日曜日ということもあり、明人もいっしょに会場に入った。


「結構、人多いんやな。」


明人は周囲を見渡した。


そこには出場する選手の他、応援の人間もいるためかなりの人数である。


「まだ予選やしね。」


「そんなんや。」


「うん、この中の上位2名だけが本戦に出られるの。」


「だからって無理はするなよ。」


「わかってるって、できる範囲でがんばるから。」


真紀はニッコリ笑ったが、明人はやはり不安であった。





試合が始まって30分が経過した。


食べているのは豚まんで45分間でどれだけ食べられるかの勝負である。


最初は皆、快調に食べていたがさすがに30分を過ぎるとほとんどの人間は食べる手を止めていた。


食べ続けているのはわずか4、5人であった。


その中に真紀は入っていた。


現在は3位に位置しているがさすがに苦しそうである。


それでも食べる手は止まらない。


もう少しで予選通過なのだ。


「真紀!がんばれ!もうちょっとや!」


多少のわだかまりはあるが、ここまでがんばっている彼女を応援しないわけにはいかない。


明人は精一杯の声を出した。


その声が聞こえたのか、真紀は明人の方に視線を向け小さくうなずいた。


それから少しだけ真紀の食べるペースが上がった。


2位との差が縮まる。


残り時間あとわずかというところで個数が追いついた。


が、そのまま時間切れとなった。


わずかな差で真紀は敗れた。





「だいじょうぶか?」


「うん、平気。
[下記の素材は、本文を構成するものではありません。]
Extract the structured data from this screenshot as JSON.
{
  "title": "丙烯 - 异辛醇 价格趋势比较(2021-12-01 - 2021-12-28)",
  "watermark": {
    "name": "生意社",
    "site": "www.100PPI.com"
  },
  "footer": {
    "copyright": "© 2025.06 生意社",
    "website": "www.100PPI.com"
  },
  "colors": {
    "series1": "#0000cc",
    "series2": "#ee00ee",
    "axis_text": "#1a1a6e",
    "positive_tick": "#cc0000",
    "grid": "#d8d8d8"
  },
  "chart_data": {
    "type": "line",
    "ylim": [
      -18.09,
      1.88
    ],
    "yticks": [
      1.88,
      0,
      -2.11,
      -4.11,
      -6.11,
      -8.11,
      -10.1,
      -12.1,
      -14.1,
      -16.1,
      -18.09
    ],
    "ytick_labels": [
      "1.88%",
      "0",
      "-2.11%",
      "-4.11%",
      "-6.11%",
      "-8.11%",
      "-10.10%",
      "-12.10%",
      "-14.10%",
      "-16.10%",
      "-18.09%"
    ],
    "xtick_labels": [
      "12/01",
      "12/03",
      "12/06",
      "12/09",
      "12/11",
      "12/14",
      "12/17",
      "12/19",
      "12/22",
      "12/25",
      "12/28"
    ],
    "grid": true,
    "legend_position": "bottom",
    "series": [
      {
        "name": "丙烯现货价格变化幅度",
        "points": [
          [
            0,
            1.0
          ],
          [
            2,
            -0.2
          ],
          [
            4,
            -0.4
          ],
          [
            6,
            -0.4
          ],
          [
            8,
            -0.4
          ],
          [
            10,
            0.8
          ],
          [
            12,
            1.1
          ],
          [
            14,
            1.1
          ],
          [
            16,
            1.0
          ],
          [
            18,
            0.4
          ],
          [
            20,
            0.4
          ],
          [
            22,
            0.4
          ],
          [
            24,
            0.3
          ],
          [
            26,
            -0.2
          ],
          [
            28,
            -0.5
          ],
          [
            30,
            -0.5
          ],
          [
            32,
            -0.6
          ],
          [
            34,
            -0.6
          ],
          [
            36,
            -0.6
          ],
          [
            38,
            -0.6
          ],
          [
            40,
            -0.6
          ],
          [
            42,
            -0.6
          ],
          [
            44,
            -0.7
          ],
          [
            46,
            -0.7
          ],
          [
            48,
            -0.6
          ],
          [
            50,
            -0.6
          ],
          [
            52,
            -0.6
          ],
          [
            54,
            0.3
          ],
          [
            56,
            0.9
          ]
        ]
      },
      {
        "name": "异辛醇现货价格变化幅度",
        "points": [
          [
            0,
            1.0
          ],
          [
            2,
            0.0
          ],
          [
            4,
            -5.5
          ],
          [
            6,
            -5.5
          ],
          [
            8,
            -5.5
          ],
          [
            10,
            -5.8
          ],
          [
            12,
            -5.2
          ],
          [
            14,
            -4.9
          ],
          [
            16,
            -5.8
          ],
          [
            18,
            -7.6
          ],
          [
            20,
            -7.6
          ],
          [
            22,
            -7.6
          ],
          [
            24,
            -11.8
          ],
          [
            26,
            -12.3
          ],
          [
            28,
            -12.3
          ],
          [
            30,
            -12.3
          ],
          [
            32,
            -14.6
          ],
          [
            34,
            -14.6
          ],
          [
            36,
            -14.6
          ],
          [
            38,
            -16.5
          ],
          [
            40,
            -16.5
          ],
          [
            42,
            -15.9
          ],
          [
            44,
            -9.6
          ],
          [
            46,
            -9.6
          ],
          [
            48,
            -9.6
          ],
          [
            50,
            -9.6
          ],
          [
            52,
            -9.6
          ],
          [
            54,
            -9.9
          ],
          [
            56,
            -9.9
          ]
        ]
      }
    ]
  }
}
」


真紀は明るい表情を見せたが、無理をしているのはあきらかだった。


「あそこで休んでいこう。」


「うん。」


明人がベンチを示すと真紀は素直に従った。


やはり苦しいようだ。


「おしかったな。」


ベンチに座ると明人はあらためてねぎらいの言葉をかけた。


「ううん、精一杯やったし・・・・・・・・・・・・・」


「それに明人との約束破ってかなり無理してたから。」


「正直言うとちょっと苦しい。」


真紀はちょっとバツが悪そうな顔をした。


明人は小さく首を振ると


「もうええやん、済んだことやし。」


真紀の肩をやさしく抱いた。


「でもやっぱ悔しい。」


真紀はそう呟くと静かに泣き始めた。


明人は何も言わずただ真紀の頭を撫でていた。